Assessing Writer Performance
As with readers, you can't improve the performance of a writer unless you can first assess how well it is already performing. But assessing the speed of writing has the same complexity as reading: FME starts writing data as soon as it becomes available, and doesn’t necessarily wait until processing is done.
False Writer Performance
Take the previous workspace, which read a set of address points and found their nearest neighbor, but now has a writer too:
According to the log file, we find that the output dataset is open for writing before the source dataset has even finished being read!

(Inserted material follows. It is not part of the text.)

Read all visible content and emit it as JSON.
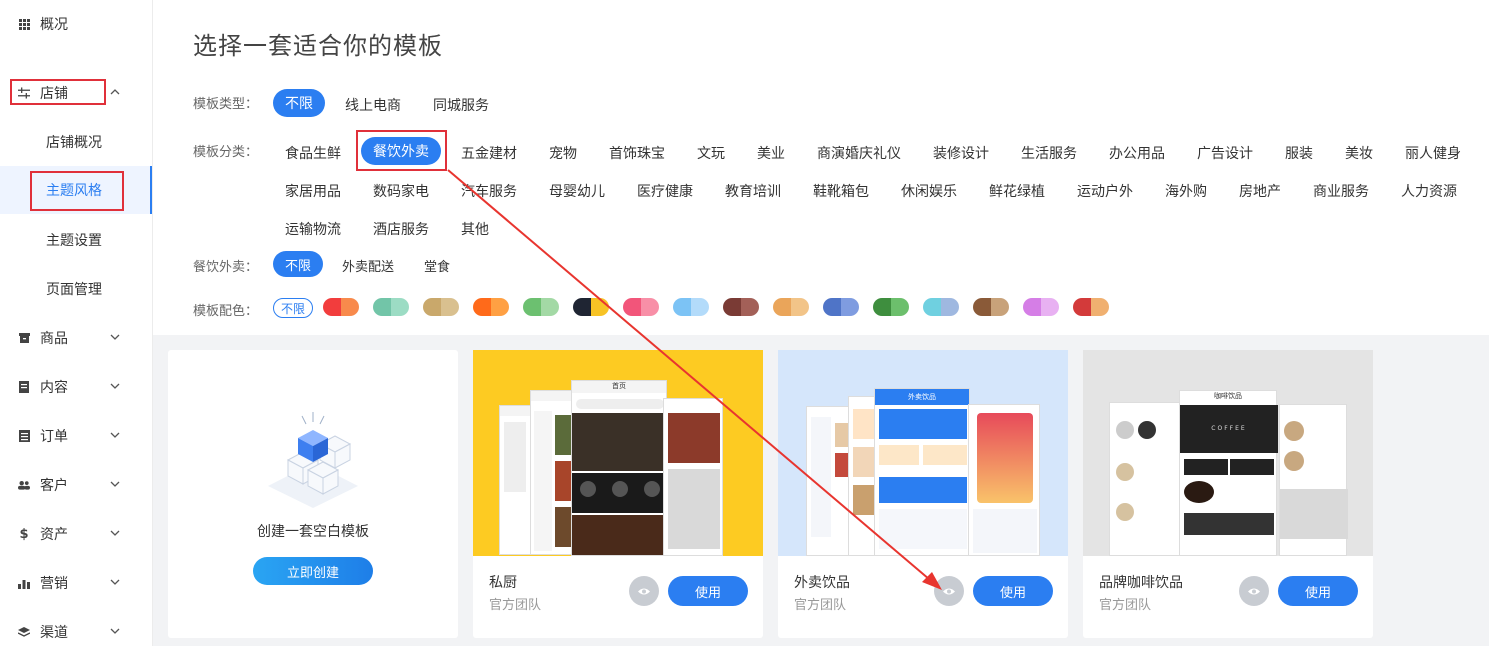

Opened Shape File C:\FMEData2017\Output\PostalAddress.shp for output Opened DBF File 'C:\FMEData2017\Output\PostalAddress.dbf' for output DBF Writer: Writing DBF File using character encoding 'ANSI' Reading source feature # 5000 Reading source feature # 7500 Reading source feature # 10000 Reading source feature # 12500
If you examined this log you would get quite a false representation of how well the writer is performing.
True Writer Performance
So, how can we assess writer performance? Plainly this is different to readers. If you isolate the writers by disabling everything else, there won't be any data to write!
The easiest way is to disable the writer itself!
If the result is this:
Translation was SUCCESSFUL with 0 warning(s) (0 feature(s) output) FME Session Duration: 14.2 seconds. (CPU: 13.4s user, 0.4s system)
...whereas previously it was this:
Translation was SUCCESSFUL with 0 warning(s) (0 feature(s) output) FME Session Duration: 16.0 seconds. (CPU: 15.2s user, 0.4s system)
...then we can easily calculate that the writing process is taking 1.8 seconds.
Another method is a two-step process. Firstly add a Recorder transformer – after all other transformation has taken place – to preserve the data in FFS format at the moment it is about to be written:
Now replace the Recorder with a Player transformer – to re-read the preserved FFS data – and disable everything else up to that point:
Now the data will be played back into the workspace, and is followed up by being written to the output.
This second method is useful because it allows you to make changes to the writer and re-run just the writer part of the process; the first method would require you to run the entire translation all over again to get a new result.
|Jake Speedie says…|
Be aware that fanouts will complicate your view of the log, not to mention slow the process somewhat.
For example, if I do a Dataset Fanout on the above workspace, FME creates a separate writer for each fanned-out dataset. Firstly this causes a performance hit – because FME has to cache all the output data and create multiple writers – and additionally I get a section of log for each output dataset.